Mentre l’impatto dell’essere umano sull’ambiente, in termini di emissioni di anidride carbonica, è impossibile da annullare – si pensi che la sola quantità di CO2 espulsa attraverso la respirazione è dieci volte superiore a quella normalmente presente nell’aria –, la rimozione tecnologica del gas serra emesso nell’atmosfera può avvenire in due modi: intercettandolo immediatamente dopo averlo prodotto all’interno degli stabilimenti industriali, per poi immagazzinarlo in alcuni “siti di stoccaggio sotterranei” o, se possibile, riutilizzarlo; oppure estraendo la CO2 direttamente dall’atmosfera attraverso alcune ventole, per poi iniettarla nel sottosuolo (una tecnologia denominata Direct Air Capture, o DAC). Si tratta, in entrambi i casi, di metodi estremamente costosi, motivo per cui gli stabilimenti di “cattura dell’anidride carbonica” attualmente in funzione sono pochi e il loro contributo sulla quantità di CO2 complessivamente presente sul pianeta quasi impercettibile. Per ridurre drasticamente le emissioni di gas serra e avvicinarsi il più possibile agli obiettivi stabiliti dai 195 Paesi firmatari dell’Accordo di Parigi del 2015 – dal contenimento del riscaldamento globale entro la soglia di 1.5°, fino al raggiungimento della neutralità carbonica entro il 2050 –, l’unica strategia davvero efficace rimane quindi la sostituzione dei combustibili fossili con fonti di energia rinnovabile, come quella solare, eolica, geotermica, idroelettrica o ricavata da biomasse.
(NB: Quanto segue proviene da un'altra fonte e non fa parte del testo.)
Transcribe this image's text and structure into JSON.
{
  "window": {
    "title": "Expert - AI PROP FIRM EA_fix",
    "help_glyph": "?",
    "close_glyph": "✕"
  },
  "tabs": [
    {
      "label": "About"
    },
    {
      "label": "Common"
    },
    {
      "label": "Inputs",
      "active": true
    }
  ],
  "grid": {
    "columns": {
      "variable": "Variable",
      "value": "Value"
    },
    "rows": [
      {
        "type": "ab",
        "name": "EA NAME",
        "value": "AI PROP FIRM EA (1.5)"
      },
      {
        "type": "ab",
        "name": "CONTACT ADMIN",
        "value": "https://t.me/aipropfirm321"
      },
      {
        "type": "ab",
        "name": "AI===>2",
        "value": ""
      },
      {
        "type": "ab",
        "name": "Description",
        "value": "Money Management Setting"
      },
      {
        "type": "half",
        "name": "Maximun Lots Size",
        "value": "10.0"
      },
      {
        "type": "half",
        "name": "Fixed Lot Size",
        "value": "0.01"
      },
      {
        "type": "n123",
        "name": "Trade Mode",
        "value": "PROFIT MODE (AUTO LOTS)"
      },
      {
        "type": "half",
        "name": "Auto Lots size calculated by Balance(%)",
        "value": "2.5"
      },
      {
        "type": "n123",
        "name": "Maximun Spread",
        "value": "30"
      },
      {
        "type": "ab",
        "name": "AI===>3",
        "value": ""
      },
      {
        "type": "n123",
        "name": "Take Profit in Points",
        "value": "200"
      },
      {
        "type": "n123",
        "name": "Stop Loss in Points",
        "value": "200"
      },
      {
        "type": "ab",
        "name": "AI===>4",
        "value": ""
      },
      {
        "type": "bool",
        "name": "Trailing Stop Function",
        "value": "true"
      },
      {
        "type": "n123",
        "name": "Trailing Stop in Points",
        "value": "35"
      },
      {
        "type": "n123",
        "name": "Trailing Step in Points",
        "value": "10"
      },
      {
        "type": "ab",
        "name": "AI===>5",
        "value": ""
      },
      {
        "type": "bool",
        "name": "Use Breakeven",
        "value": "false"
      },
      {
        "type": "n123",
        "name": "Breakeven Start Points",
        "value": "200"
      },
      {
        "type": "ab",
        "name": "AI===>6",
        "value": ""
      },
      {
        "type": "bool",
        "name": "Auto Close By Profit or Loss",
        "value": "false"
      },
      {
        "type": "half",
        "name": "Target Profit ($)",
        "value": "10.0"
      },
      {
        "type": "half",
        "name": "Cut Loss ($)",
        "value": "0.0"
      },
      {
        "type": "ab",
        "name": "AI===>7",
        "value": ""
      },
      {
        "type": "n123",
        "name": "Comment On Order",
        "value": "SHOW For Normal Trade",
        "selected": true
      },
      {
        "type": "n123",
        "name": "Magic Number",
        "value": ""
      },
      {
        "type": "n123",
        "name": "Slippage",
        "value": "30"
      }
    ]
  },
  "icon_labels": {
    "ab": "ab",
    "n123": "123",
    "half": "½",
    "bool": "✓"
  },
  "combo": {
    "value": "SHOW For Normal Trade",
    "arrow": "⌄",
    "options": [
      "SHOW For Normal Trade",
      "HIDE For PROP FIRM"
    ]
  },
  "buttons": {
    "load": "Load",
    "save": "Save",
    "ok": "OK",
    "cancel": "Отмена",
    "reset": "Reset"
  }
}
Nonostante la ratifica europea dell’Accordo di Parigi risalga a ottobre 2016, nell’UE il raggiungimento della neutralità carbonica entro trent’anni – compresa la riduzione delle emissioni di gas serra del 55% entro il 2030, da perseguire attraverso l’adozione di un pacchetto di riforme noto come Fit for 55– è divenuto vincolante solo a partire da luglio 2021, grazie all’entrata in vigore della legge UE sul clima approvata dal Parlamento Europeo il mese precedente. Il provvedimento, in linea con gli accordi stipulati nell’ambito del Green Deal europeo del 2019, si propone di ridurre drasticamente la quantità di gas serra presente nell’aria, sia limitandone la produzione – promuovendo, per esempio, lo sviluppo di combustibili sostenibili per navi e aerei e imponendo limiti più stringenti alle emissioni di auto e furgoni, responsabili di circa il 15% dell’anidride carbonica prodotta nell’UE; sia tutelando la conservazione di vegetazione, suolo e oceani – i cosiddetti “pozzi di assorbimento del carbonio”, complessivamente in grado di assorbire fino a un terzo della CO2 presente nell’atmosfera – attraverso il ripristino delle zone umide, il rimboschimento e l’arresto della deforestazione; infine, rendendo sempre meno vantaggiosi, anche da un punto di vista economico, sia il ricorso ai combustibili fossili nel territorio europeo, sia l’importazione di prodotti provenienti dall’estero la cui realizzazione non abbia rispettato gli standard ambientali previsti dall’UE.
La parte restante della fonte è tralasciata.